My grandfather said: “It is because we like you so well when you behave as you are meant to behave.”

“There are times,” said my mother quietly, “when it is the lot of the woman to act in such a way as only she can.”

My grandfather was subdued for a moment and the subject was quickly changed by my grandmother.

It was not long, however, before it was back to the war.

“A senseless war,” said my grandmother. “Fighting about who shall sit on the throne of Spain.”

“A question,” retorted my grandfather, “which concerns this country.”

“It’s to be hoped,” said Uncle Carl, “that we are not going to have trouble from the Jacobites.”

“They haven’t a chance now,” I said. “Anne is firmly on the throne.”

“We thought James was at one time,” put in Edwin. “He and we learned that this was not the case.”

“Do you think they are working overseas?” I asked and I hoped no one detected the excited note in my voice … no one but Harriet, that was. She was aware of it and why I was interested. Harriet could be uncomfortable sometimes. She understood too much about me.

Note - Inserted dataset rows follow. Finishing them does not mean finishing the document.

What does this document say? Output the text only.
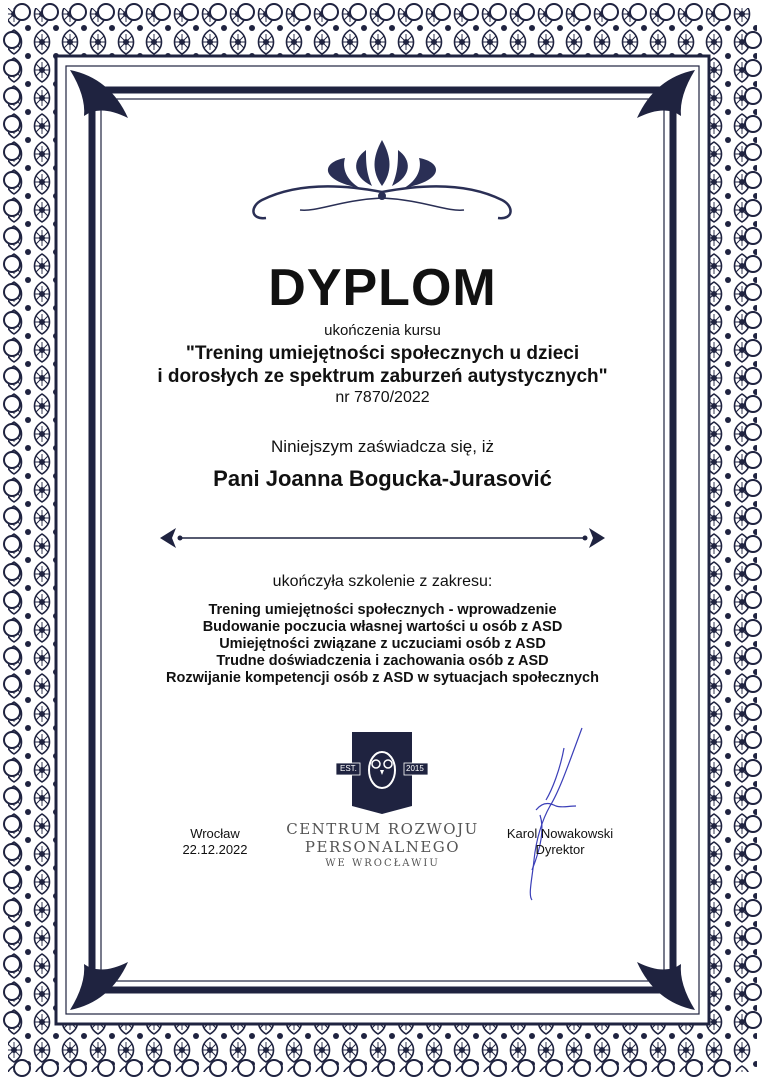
DYPLOM
ukończenia kursu
"Trening umiejętności społecznych u dzieci
i dorosłych ze spektrum zaburzeń autystycznych"
nr 7870/2022
Niniejszym zaświadcza się, iż
Pani Joanna Bogucka-Jurasović
ukończyła szkolenie z zakresu:
Trening umiejętności społecznych - wprowadzenie
Budowanie poczucia własnej wartości u osób z ASD
Umiejętności związane z uczuciami osób z ASD
Trudne doświadczenia i zachowania osób z ASD
Rozwijanie kompetencji osób z ASD w sytuacjach społecznych
EST.	2015
Wrocław
22.12.2022
CENTRUM ROZWOJU
PERSONALNEGO
WE WROCŁAWIU
Karol Nowakowski
Dyrektor
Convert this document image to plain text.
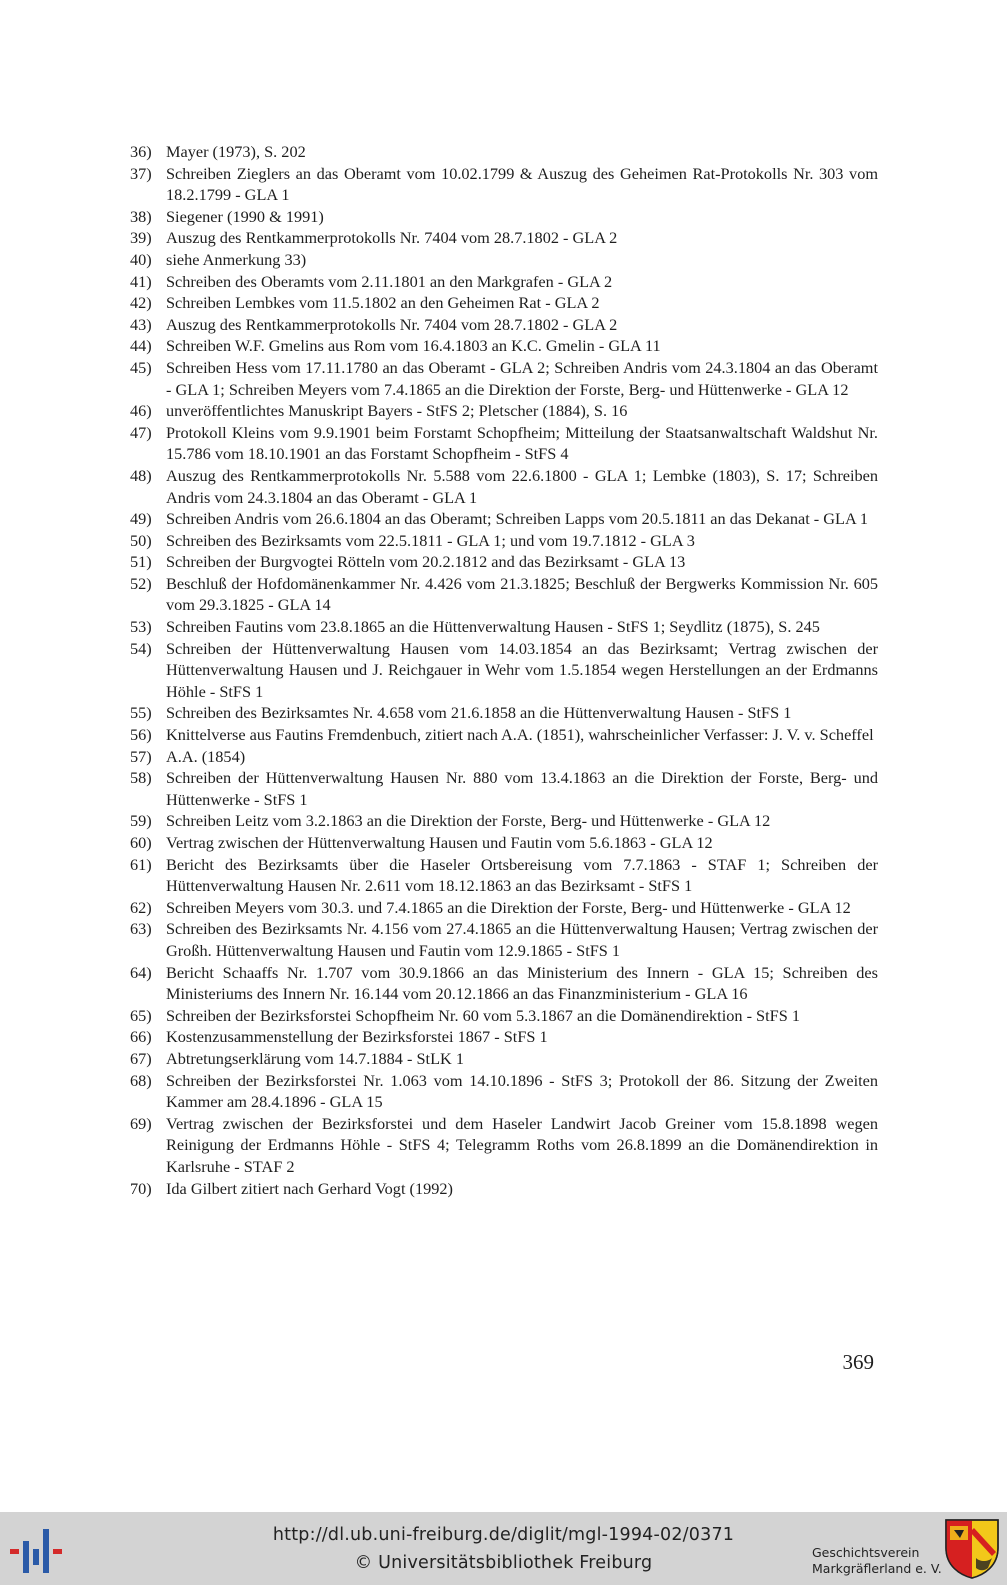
36) Mayer (1973), S. 202
37) Schreiben Zieglers an das Oberamt vom 10.02.1799 & Auszug des Geheimen Rat-Protokolls Nr. 303 vom 18.2.1799 - GLA 1
38) Siegener (1990 & 1991)
39) Auszug des Rentkammerprotokolls Nr. 7404 vom 28.7.1802 - GLA 2
40) siehe Anmerkung 33)
41) Schreiben des Oberamts vom 2.11.1801 an den Markgrafen - GLA 2
42) Schreiben Lembkes vom 11.5.1802 an den Geheimen Rat - GLA 2
43) Auszug des Rentkammerprotokolls Nr. 7404 vom 28.7.1802 - GLA 2
44) Schreiben W.F. Gmelins aus Rom vom 16.4.1803 an K.C. Gmelin - GLA 11
45) Schreiben Hess vom 17.11.1780 an das Oberamt - GLA 2; Schreiben Andris vom 24.3.1804 an das Oberamt - GLA 1; Schreiben Meyers vom 7.4.1865 an die Direktion der Forste, Berg- und Hüttenwerke - GLA 12
46) unveröffentlichtes Manuskript Bayers - StFS 2; Pletscher (1884), S. 16
47) Protokoll Kleins vom 9.9.1901 beim Forstamt Schopfheim; Mitteilung der Staatsanwaltschaft Waldshut Nr. 15.786 vom 18.10.1901 an das Forstamt Schopfheim - StFS 4
48) Auszug des Rentkammerprotokolls Nr. 5.588 vom 22.6.1800 - GLA 1; Lembke (1803), S. 17; Schreiben Andris vom 24.3.1804 an das Oberamt - GLA 1
49) Schreiben Andris vom 26.6.1804 an das Oberamt; Schreiben Lapps vom 20.5.1811 an das Dekanat - GLA 1
50) Schreiben des Bezirksamts vom 22.5.1811 - GLA 1; und vom 19.7.1812 - GLA 3
51) Schreiben der Burgvogtei Rötteln vom 20.2.1812 and das Bezirksamt - GLA 13
52) Beschluß der Hofdomänenkammer Nr. 4.426 vom 21.3.1825; Beschluß der Bergwerks Kommission Nr. 605 vom 29.3.1825 - GLA 14
53) Schreiben Fautins vom 23.8.1865 an die Hüttenverwaltung Hausen - StFS 1; Seydlitz (1875), S. 245
54) Schreiben der Hüttenverwaltung Hausen vom 14.03.1854 an das Bezirksamt; Vertrag zwischen der Hüttenverwaltung Hausen und J. Reichgauer in Wehr vom 1.5.1854 wegen Herstellungen an der Erdmanns Höhle - StFS 1
55) Schreiben des Bezirksamtes Nr. 4.658 vom 21.6.1858 an die Hüttenverwaltung Hausen - StFS 1
56) Knittelverse aus Fautins Fremdenbuch, zitiert nach A.A. (1851), wahrscheinlicher Verfasser: J. V. v. Scheffel
57) A.A. (1854)
58) Schreiben der Hüttenverwaltung Hausen Nr. 880 vom 13.4.1863 an die Direktion der Forste, Berg- und Hüttenwerke - StFS 1
59) Schreiben Leitz vom 3.2.1863 an die Direktion der Forste, Berg- und Hüttenwerke - GLA 12
60) Vertrag zwischen der Hüttenverwaltung Hausen und Fautin vom 5.6.1863 - GLA 12
61) Bericht des Bezirksamts über die Haseler Ortsbereisung vom 7.7.1863 - STAF 1; Schreiben der Hüttenverwaltung Hausen Nr. 2.611 vom 18.12.1863 an das Bezirksamt - StFS 1
62) Schreiben Meyers vom 30.3. und 7.4.1865 an die Direktion der Forste, Berg- und Hüttenwerke - GLA 12
63) Schreiben des Bezirksamts Nr. 4.156 vom 27.4.1865 an die Hüttenverwaltung Hausen; Vertrag zwischen der Großh. Hüttenverwaltung Hausen und Fautin vom 12.9.1865 - StFS 1
64) Bericht Schaaffs Nr. 1.707 vom 30.9.1866 an das Ministerium des Innern - GLA 15; Schreiben des Ministeriums des Innern Nr. 16.144 vom 20.12.1866 an das Finanzministerium - GLA 16
65) Schreiben der Bezirksforstei Schopfheim Nr. 60 vom 5.3.1867 an die Domänendirektion - StFS 1
66) Kostenzusammenstellung der Bezirksforstei 1867 - StFS 1
67) Abtretungserklärung vom 14.7.1884 - StLK 1
68) Schreiben der Bezirksforstei Nr. 1.063 vom 14.10.1896 - StFS 3; Protokoll der 86. Sitzung der Zweiten Kammer am 28.4.1896 - GLA 15
69) Vertrag zwischen der Bezirksforstei und dem Haseler Landwirt Jacob Greiner vom 15.8.1898 wegen Reinigung der Erdmanns Höhle - StFS 4; Telegramm Roths vom 26.8.1899 an die Domänendirektion in Karlsruhe - STAF 2
70) Ida Gilbert zitiert nach Gerhard Vogt (1992)
369
http://dl.ub.uni-freiburg.de/diglit/mgl-1994-02/0371
© Universitätsbibliothek Freiburg
Geschichtsverein
Markgräflerland e. V.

“I know they are,” cried Edwin.

“Louis encourages them,” added Carl.

“Naturally,” said my grandfather. “The more disruption he can bring to us the better for him.”

“I should have thought with the death of James …” said my mother.

“You forget, my dear,” said Leigh, “that there is a new James.”

“A boy,” snorted my grandfather.

“About your age, Damaris,” said Edwin.

“Who might not even be the true Prince,” grumbled my grandfather. “There was a bit of a mystery about his birth.”

“Surely you’re not thinking of that warming pan scandal,” said my grandmother.

“What was it?” asked Damaris.

“Oh,” said my mother, “before the boy was born they had had other children, none of whom had survived. There was a rumor that the Queen had given birth to another stillborn child and the boy James was smuggled into the bedchamber in a warming pan. It was such utter nonsense.”

“It was an indication even at the time of the unpopularity of James,” said my grandfather. “He should have seen what was coming and given up his adherence to the Catholic faith. Then he would have kept his crown.”

“The trouble,” said my mother, “is that we rarely see what is coming. It would be so easy to avoid it if we did. And to ask a man to give up his faith is asking a good deal.”

“We’ve got a warming pan,” Clarissa told Damaris. “I wonder if we’ve got any babies in it.”

“Now,” I said, “you have started something.”

“I’d like a little baby in a warming pan,” mused Clarissa.

“Clarissa,” I said sternly, “warming pans are for warming beds. They are not meant for babies.”

Clarissa opened her mouth to protest, but my mother laid a hand on hers and with the other put a finger to her lips.

Clarissa was not to be so easily subdued. She opened her mouth to speak, but my grandfather startled her by banging on the table. “Little children are here to be seen but not heard.”

She looked at him fearlessly in much the same way as I imagine I did at her age.